[Matcha green tea marble brioches]

brioche matcha loaf

With no rational reason except that those brioches looked terribly good, I decided to venture into the realm of feuilletage.

Once again. Although, this time, my kitchen did not come with a rolling pin.

I could have bought one on my recent visit to Pages. I almost did in fact. But eventually got out from the shop carrying many cercles [rings], a couple of knives, a sugar thermometer, and some ramekins.

brioche rising

Quite providentially, my kitchen did come with too many empty wine bottles to admit it; let’s be honest, I had five of them sitting on the counter.

In my defence, I must tell you they have been there for weeks, not just since the last waste removal day, which was – let me think – this morning.

brioche matcha

Armed with the one bottle that seemed fit for the occasion – read perfectly cylindrical, label removed – I went straight for the recipe. And then realised the folding instructions were in Japanese.

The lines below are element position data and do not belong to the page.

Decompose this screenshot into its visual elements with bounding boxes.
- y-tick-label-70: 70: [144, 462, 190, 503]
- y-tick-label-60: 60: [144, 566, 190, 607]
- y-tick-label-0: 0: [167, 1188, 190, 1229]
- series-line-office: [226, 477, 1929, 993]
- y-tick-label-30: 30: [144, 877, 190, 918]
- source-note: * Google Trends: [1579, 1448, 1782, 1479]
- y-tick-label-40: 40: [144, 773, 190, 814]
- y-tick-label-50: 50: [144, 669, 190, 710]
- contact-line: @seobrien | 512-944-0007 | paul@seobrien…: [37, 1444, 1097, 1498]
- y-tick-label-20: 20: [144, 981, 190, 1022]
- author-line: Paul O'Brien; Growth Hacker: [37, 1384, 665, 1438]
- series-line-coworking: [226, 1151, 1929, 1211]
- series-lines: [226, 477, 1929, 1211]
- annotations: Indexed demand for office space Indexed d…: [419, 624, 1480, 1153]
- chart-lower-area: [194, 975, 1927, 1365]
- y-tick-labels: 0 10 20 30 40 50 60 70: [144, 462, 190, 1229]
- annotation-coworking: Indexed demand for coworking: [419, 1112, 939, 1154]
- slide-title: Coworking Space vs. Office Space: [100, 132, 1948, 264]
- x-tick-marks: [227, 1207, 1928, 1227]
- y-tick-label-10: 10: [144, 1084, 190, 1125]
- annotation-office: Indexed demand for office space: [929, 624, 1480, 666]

Now, why my kitchen did not come with full wine bottles? At that point, I could have used a glass.

Instead, I started doodling, only to realise my panic attack was pointless. A simple tour double.
Just like for puff pastry.


I made the dough. Left it to rise. Made the matcha filling. Chilled it. Then, I started rolling and folding, and rolling and folding.

Somehow, my dreamlike vision of the use of wine bottles as rolling pins vanished when the filling started leaking and the dough stuck to the bottle.

brioche log

My counter ended up green, so did my fingers.

But that’s okay.

First, because I like green. And second, because I see no problem whatsoever in licking green fingers when they taste like matcha.

brioche matcha bite

One lesson I have learnt from this experience: get yourself a decent rolling pin girl.

If unlike me – and probably not unlike every person around the world – you own a rolling pin, then I urge you to make these brioches. With green tea, or if you’re feeling a little more subversive, with cocoa powder.

brioche loaf tin

Brioches marbrées au thé matcha
Adapted from Les carnets d’une connasse parisienne.

Don’t be scared with all the rolling pin action here. These brioches are very easy to make, and a teart to eat.

Soft and fragrant.

When it comes to yeasted dough’s, my favourite kneading technique – which I learnt at school – is quite close from this one. I wish I could make a video to show you, but for now, the explanations of Richard Bertinet will have to do.
I don’t do it the exact same way, but the throwing and folding are similar. Trust me, this kneading technique is a keeper.

If you’re going to use cocoa powder instead of matcha, go for 20g of powder. And then proceed as follow.

Brioches marbrées au thé matcha

makes 12 small brioches, or 6 small and a loaf bread.

for the brioche dough
300g strong flour
60g cater sugar
one tsp dehydrated yeast
125g whole milk
one egg
50g butter, diced and at room temperature

In a large bowl, combine all the ingredients except for the butter and mix until it forms a rough dough.
On an unfloured surface, start kneading the dough incorporating the butter as you do so until it forms a smooth ball; around 8 minutes.
Place the dough back into the bowl – covered with a cloth – and leave in a warm place for 2 hours or until double in size.

for the matcha filling
80g milk
one egg white
50g caster sugar
20g flour
20g matcha green tea
10g butter

Bring the milk to the boil. While it’s heating, mix the white and sugar in a bowl until combined. Mix in the flour and matcha green tea, and beat until homogeneous.
When the milk is boiling, pour it over the matcha mixture, whisking as you do so. Transfer back into the pan, and cook on medium heat until thick. Mix in the butter.
Spread it on a baking tray lined with cling film, around 20x15cm. Chill.

for the shaping

Remove any air from the brioche dough by gently patting it down, then roll it into a 30x20cm rectangle. Place the matcha filling in the middle, then fold the dough over it, sealing the extremities together. Roll into a longer rectangle, then make a tour double. Repeat the folding one more time, then roll the dough back into a 30x20cm.
Roll the dough onto itself to form a log. Trim the ends, then using a sharp knife, slice into 3cm-thick segments.
Butter 12 5.5cm-wide rings, and place the slices into them, cut side up. Or if you’re making a loaf, arrange six slices into a loaf tin, and the remaining slices into rings.
Cover loosely with cling film, and allow to rise for 30 to 45 minutes.

Preheat the oven to 180°C, and bake for 15 to 20 minutes.